PWNJUTSU dataset

Name: PWNJUTSU dataset
Creator: Aimad berady
License: https://creativecommons.org/licenses/by/4.0/
Keywords: Security

Citation Author(s):: Aimad BERADY (CentraleSupélec, Inria, Univ Rennes, CNRS, IRISA, F-35042 Rennes, France)

Mathieu JAUME (Sorbonne Université, CNRS, LIP6, F-75005 Paris, France)

Valérie VIET TRIEM TONG (CentraleSupélec, Inria, Univ Rennes, CNRS, IRISA, F-35042 Rennes, France)

Gilles GUETTE (Univ Rennes, Inria, CentraleSupélec, CNRS, IRISA, F-35042 Rennes, France)
Submitted by:: Aimad berady
Last updated:: Fri, 06/24/2022 - 20:37
DOI:: 10.21227/ngjr-kh92
Data Format:: *.json

*.pcap
Research Article Link:: PWNJUTSU: A Dataset and a Semantics-Driven Approach to Retrace Attack Campaigns
Links:: Project website

1090 views

Categories:

Security

Keywords:

Advanced Persistent Threat (APT)

Tactics Techniques Procedures (TTP)

SIEM

Red Team

ACCESS DATASET CITE

Abstract

Identifying patterns in the modus operandi of attackers is an essential requirement in the study of Advanced Persistent Threats. Previous studies have been hampered by the lack of accurate, relevant, and representative datasets of current threats. System logs and network traffic captured during attacks on real companies’ information systems are the best data sources to build such datasets. Unfortunately, for apparent reasons of companies’ reputation, privacy, and security, such data is seldom available. This dataset is the result of an alternative approach to such issues involved with collecting data. In the PWNJUTSU experiment, 22 Red Teamers attacked the vulnerable infrastructure to compromise machines and steal secret flags. Each Red Teamer operated on a dedicated instance.
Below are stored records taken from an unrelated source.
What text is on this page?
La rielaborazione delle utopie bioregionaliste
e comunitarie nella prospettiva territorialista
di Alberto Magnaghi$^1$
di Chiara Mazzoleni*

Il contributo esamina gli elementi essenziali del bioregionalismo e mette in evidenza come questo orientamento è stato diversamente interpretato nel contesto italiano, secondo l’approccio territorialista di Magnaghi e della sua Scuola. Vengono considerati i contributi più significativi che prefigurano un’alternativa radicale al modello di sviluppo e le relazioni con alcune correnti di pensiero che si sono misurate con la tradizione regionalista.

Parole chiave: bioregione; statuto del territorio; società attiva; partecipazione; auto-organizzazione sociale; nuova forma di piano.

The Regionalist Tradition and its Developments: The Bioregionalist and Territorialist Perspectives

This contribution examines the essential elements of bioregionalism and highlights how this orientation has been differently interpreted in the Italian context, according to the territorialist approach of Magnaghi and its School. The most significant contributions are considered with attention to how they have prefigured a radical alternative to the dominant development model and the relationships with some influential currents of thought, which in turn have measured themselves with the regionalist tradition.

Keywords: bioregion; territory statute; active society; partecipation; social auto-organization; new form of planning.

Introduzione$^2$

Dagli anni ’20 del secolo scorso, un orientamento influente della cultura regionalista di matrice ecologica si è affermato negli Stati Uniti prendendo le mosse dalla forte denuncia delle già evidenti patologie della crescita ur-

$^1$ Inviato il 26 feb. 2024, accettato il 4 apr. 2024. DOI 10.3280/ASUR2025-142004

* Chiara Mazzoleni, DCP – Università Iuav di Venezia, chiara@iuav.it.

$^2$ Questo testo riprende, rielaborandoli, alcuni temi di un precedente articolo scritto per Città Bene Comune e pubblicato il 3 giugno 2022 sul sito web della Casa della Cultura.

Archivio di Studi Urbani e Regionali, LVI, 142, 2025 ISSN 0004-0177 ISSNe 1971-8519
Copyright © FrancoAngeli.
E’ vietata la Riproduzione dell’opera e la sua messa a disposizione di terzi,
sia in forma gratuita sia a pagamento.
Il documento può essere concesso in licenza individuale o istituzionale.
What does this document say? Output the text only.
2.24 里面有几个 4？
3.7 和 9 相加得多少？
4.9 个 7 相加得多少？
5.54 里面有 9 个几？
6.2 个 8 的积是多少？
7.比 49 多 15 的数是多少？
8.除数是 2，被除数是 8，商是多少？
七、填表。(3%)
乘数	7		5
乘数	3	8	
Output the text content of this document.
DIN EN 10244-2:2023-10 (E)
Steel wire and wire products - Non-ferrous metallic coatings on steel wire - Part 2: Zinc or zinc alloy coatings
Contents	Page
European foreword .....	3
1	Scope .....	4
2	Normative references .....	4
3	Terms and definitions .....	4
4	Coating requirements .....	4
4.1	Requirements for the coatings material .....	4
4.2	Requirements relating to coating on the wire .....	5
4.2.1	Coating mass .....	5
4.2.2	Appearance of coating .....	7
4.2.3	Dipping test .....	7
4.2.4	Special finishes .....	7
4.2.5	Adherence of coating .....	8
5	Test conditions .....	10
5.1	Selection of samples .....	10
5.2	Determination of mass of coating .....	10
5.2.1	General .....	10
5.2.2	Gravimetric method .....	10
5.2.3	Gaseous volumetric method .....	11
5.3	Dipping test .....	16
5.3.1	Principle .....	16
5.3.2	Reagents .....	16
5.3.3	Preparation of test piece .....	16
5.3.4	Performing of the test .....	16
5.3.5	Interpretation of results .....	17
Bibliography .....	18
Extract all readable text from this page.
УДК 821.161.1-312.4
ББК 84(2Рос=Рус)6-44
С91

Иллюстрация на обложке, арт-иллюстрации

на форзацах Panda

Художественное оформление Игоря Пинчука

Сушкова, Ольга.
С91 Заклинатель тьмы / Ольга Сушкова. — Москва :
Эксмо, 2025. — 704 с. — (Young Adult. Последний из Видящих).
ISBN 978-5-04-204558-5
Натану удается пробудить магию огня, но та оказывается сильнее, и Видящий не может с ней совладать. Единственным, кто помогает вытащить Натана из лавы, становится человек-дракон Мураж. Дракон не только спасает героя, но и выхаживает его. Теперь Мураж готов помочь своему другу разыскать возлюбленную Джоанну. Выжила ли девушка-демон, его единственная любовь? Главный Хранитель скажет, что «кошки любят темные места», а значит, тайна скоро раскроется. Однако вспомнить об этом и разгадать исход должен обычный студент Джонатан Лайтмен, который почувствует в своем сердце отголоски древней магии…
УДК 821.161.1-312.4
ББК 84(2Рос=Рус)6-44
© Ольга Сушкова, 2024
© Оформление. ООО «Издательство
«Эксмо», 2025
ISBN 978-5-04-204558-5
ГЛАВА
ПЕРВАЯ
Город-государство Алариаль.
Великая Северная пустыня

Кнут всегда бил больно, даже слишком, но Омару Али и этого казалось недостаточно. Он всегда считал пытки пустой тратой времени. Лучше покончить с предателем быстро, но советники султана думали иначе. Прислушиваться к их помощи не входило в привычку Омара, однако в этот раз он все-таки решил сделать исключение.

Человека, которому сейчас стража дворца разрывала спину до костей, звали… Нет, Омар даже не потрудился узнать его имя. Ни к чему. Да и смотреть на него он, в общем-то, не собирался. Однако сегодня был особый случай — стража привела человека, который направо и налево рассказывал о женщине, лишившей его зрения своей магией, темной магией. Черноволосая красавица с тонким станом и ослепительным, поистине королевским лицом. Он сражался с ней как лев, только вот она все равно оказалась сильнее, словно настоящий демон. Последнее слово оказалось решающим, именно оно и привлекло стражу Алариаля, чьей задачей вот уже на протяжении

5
Sensors captured system logs and network traffic on each of these instances.

Instructions:

Sensors deployed on PWNJUTSU infrastructure recorded events. We extracted those events, and we made them available to the scientific community in the form of a downloadable dataset. This data can also be consulted on our project website using the search engine provided. In this dataset, for each of the 22 participants of the experiment, sensors produced the following files:

JSON Lines file containing system logs from the three vulnerable machines. Overall this represents a total of more than 16 million event logs (n*-vm1: 9.2M events, n*-vm2: 50k events, n*-vm3: 7.2M events).
PCAP files containing raw network traffic captured on both inbound and outbound interfaces. Overall this represents a total of 172 GB of raw data and 17 GB of Zeek analysis results, corresponding to 45 million lines.

Additionally, we produced a reference (n99) which is the same instance infrastructure monitored but without any malicious activity.